Sudah dekat dengan prom senior dan sudah waktunya untuk memutuskan ke mana harus pergi ke sekolah. Saya mencoba berbicara dengan teman-teman saya, yang tidak membantu saya. Mereka semua ingin bertemu dengan pria yang ingin merencanakan masa depan bersama, tapi itu bukan aku. Saya masuk ke beberapa sekolah, dua di antaranya adalah sekolah yang pernah diikuti Aiden. Saya memikirkannya dan lebih memikirkannya. Saya mencintainya, dan saya masih melakukannya, tetapi saya punya rencana sendiri. Saya ingin pergi ke Chicago, belajar jurnalistik, mungkin menjadi penulis, atau guru, atau apa pun, tetapi bukan hanya pacar Aiden.
Mungkin ini saat yang paling buruk untuk memberitahunya. Kami keluar dengan keluarganya untuk makan malam, dan sekali lagi topik sekolah muncul. Ibu Aiden, yang MENCINTAIku, baru saja selesai menjelaskan kelegaannya dari kecemasan tentang Aiden meninggalkan rumah karena kami akan bersama. Aku tersenyum, Aiden pergi untuk memegang tanganku di bawah meja, dan aku menarik diri. Itu adalah terakhir kalinya aku bisa berbohong padanya dan tersenyum melaluinya. Saya minta diri dari meja dan mengirim sms kepadanya untuk menemui saya di luar.

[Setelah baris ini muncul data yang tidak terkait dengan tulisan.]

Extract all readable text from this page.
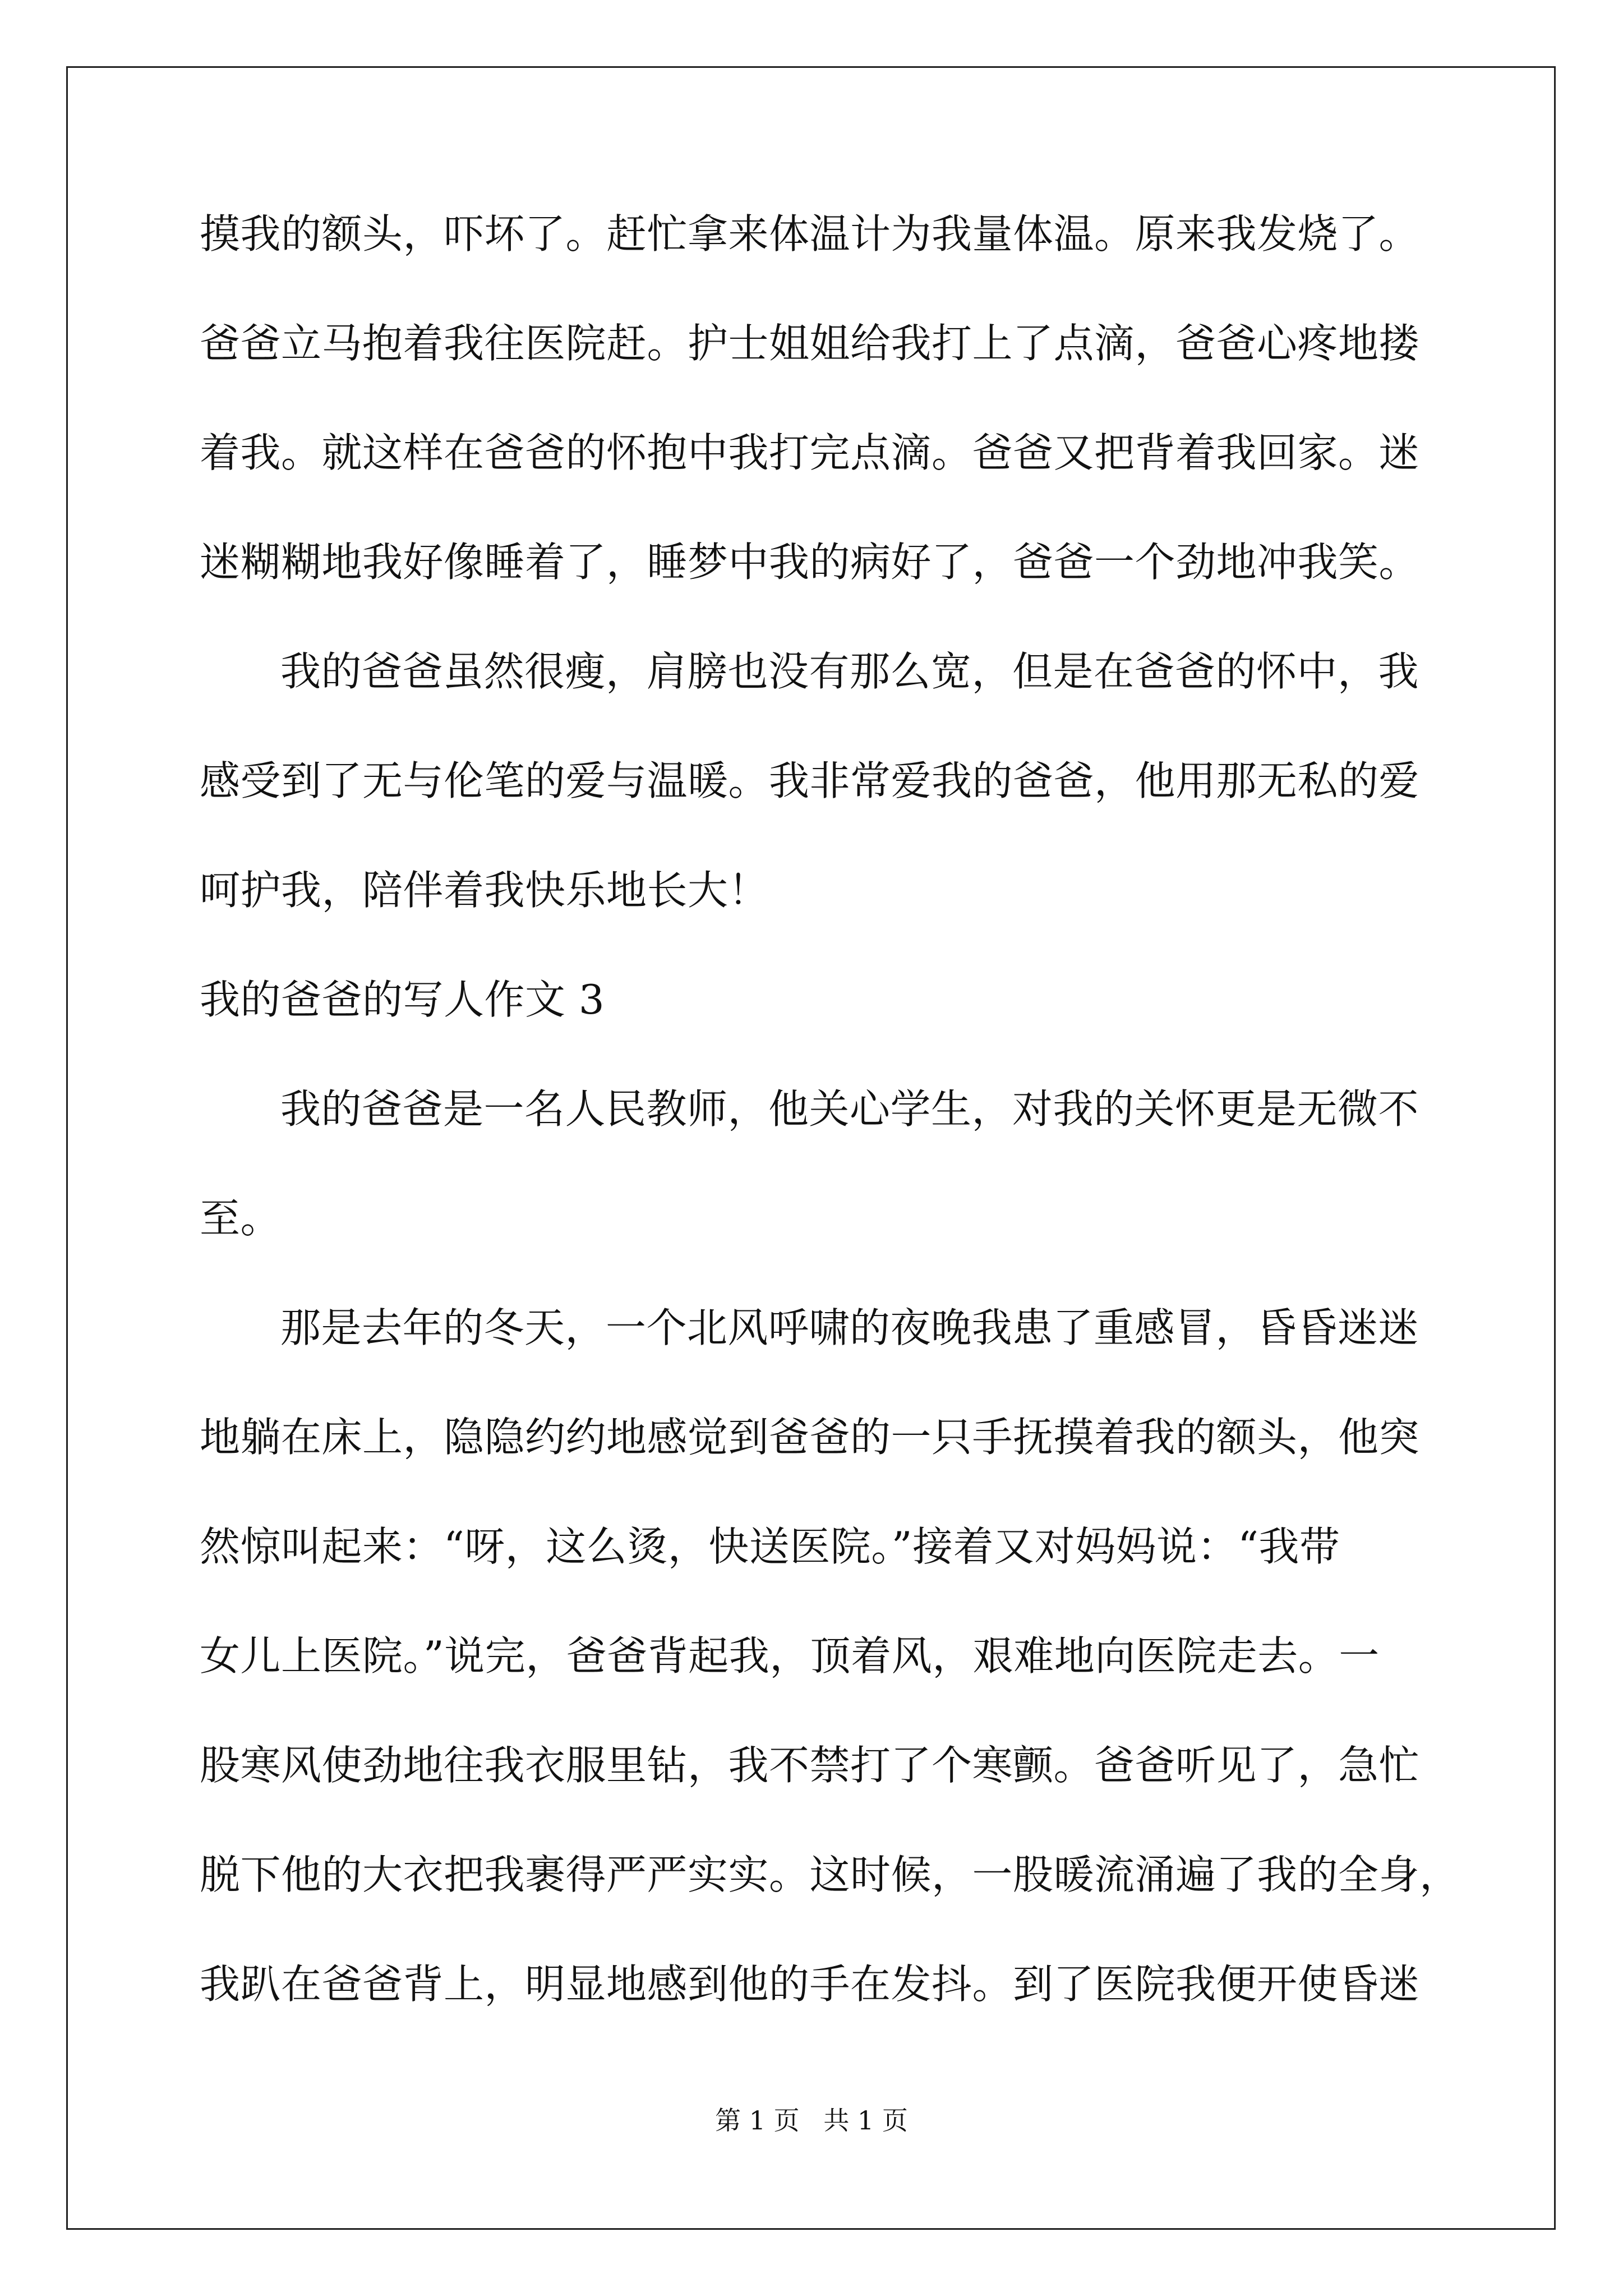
摸我的额头，吓坏了。赶忙拿来体温计为我量体温。原来我发烧了。
爸爸立马抱着我往医院赶。护士姐姐给我打上了点滴，爸爸心疼地搂
着我。就这样在爸爸的怀抱中我打完点滴。爸爸又把背着我回家。迷
迷糊糊地我好像睡着了，睡梦中我的病好了，爸爸一个劲地冲我笑。
我的爸爸虽然很瘦，肩膀也没有那么宽，但是在爸爸的怀中，我
感受到了无与伦笔的爱与温暖。我非常爱我的爸爸，他用那无私的爱
呵护我，陪伴着我快乐地长大！
我的爸爸的写人作文 3
我的爸爸是一名人民教师，他关心学生，对我的关怀更是无微不
至。
那是去年的冬天，一个北风呼啸的夜晚我患了重感冒，昏昏迷迷
地躺在床上，隐隐约约地感觉到爸爸的一只手抚摸着我的额头，他突
然惊叫起来：“呀，这么烫，快送医院。”接着又对妈妈说：“我带
女儿上医院。”说完，爸爸背起我，顶着风，艰难地向医院走去。一
股寒风使劲地往我衣服里钻，我不禁打了个寒颤。爸爸听见了，急忙
脱下他的大衣把我裹得严严实实。这时候，一股暖流涌遍了我的全身，
我趴在爸爸背上，明显地感到他的手在发抖。到了医院我便开使昏迷
第 1 页 共 1 页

Memikirkan kembali percakapan itu, saya mungkin memainkannya lebih dramatis daripada yang sebenarnya. Dia memelukku, dan aku tahu dia tahu ada yang tidak beres. Saya tidak menangis — saya tahu saya membuat keputusan yang tepat untuk diri saya sendiri.
"Aku mencintaimu, tapi aku harus meninggalkanmu. Saya harap kita masih bisa berteman, tetapi saya harus melakukan apa yang benar untuk saya."
Dia berhenti memelukku dan masuk ke dalam, dia tidak mengatakan apa-apa. Aku pergi dan mengambil jalan pulang yang panjang. Saya perlu menjernihkan pikiran saya. Kami akhirnya pergi ke prom dengan orang yang berbeda, dan dia bahkan tidak menatapku sepanjang malam, dan sampai hari ini kami hampir tidak mengatakan lebih dari hai.
Aku masih berharap bisa mengatakan padanya bagaimana perasaanku tentang apa yang terjadi, dan itu membuatku sedikit marah karena dia tidak mau berbicara denganku. Saya tidak membuat keputusan ini untuk menyakitinya. Saya melakukannya untuk saya. Saya pikir dia merasa seolah-olah hati saya tidak hancur, tapi itu. "Ketika hati hancur itu tidak impas" - kata-kata yang lebih benar tidak pernah diucapkan. Tapi dalam kasus ini, patah hati saya mungkin tidak separah yang dialami Aiden, tapi itu akan selalu menyakitkan.
Pikirkan cerita Anda puncak itu? Kirim sekarang untuk kesempatan Anda menang!